Highbrow bankruptcy theory aside, the pointed question becomes what can a creditor or third party do to take advantage of the Stern decision and uncertainty? Here are some points for creditors to consider:
- Consider not filing a claim. Long before Stern, courts often used the bright line of whether a claim was filed to determine whether a bankruptcy court has jurisdiction to decide a matter. If the goal is to avoid bankruptcy court jurisdiction altogether, then a creditor may want to forego filing a claim. This makes particular sense if the claim is small or there is little chance of recovery in the case. This counterintuitive strategy comes with risks, so it should be carefully weighed in consultation with bankruptcy counsel.
- Move to withdraw the reference. Post-Stern, one thing remains clear: a district court can always hear any matter that the Bankruptcy Code contemplates. That is, there is no constitutional challenge to an Article III district court hearing a fraudulent conveyance case, regardless of whether the defendant filed a proof of claim. As such, a defendant should consider moving to withdraw the reference to the bankruptcy court, which would result in the matter being heard by the district court. Alternatively, a defendant may seek for the bankruptcy court to abstain from hearing the matter so that a different court — most likely a state court — hears the matter.
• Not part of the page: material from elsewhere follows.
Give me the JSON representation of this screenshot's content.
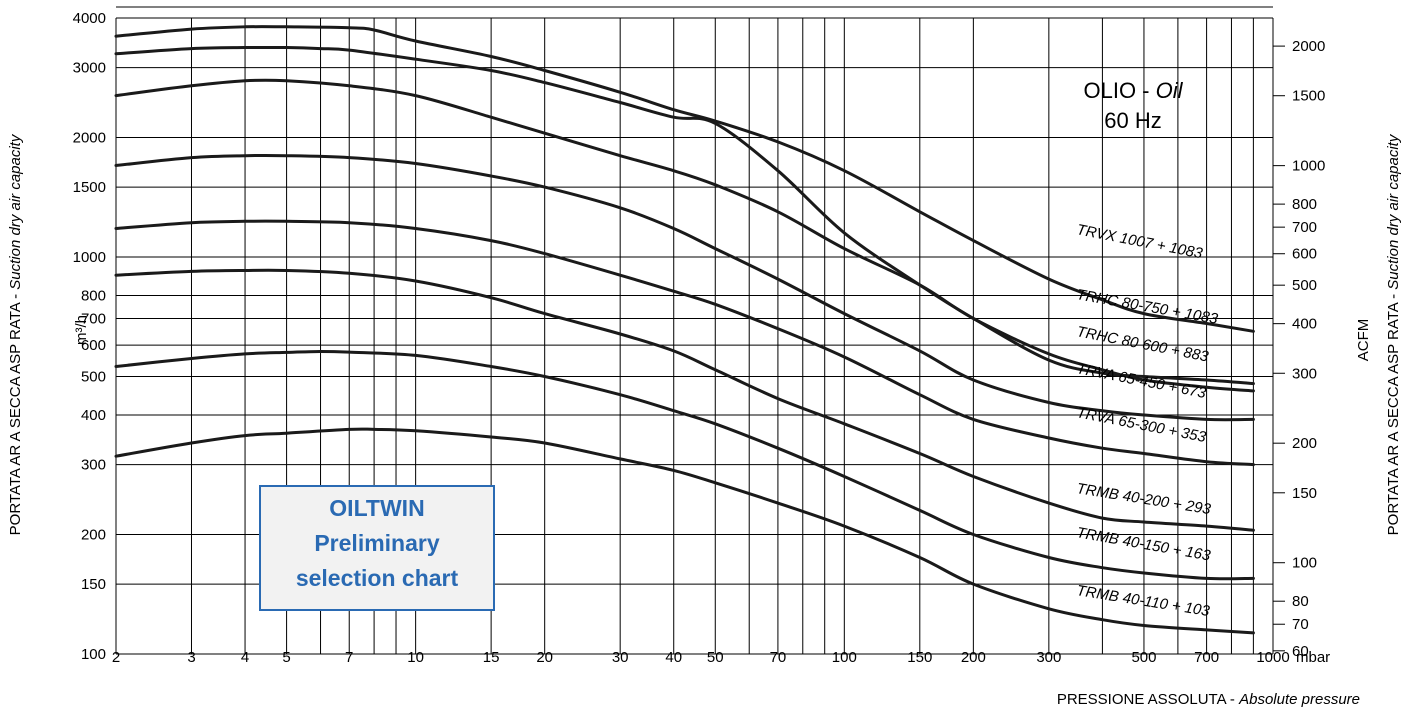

- Take two bites of the apple. Some aggressive parties may strategically choose to litigate a matter before a bankruptcy court, and thereafter — if they lose — argue that the bankruptcy court lacked constitutional authority to hear the matter in the first place. This is essentially what happened in Stern. However, this (expensive) strategy is not without risk as it triggers one of the questions the Supreme Court will soon address: whether parties can consent to a bankruptcy court’s jurisdiction, and if so, how they do so?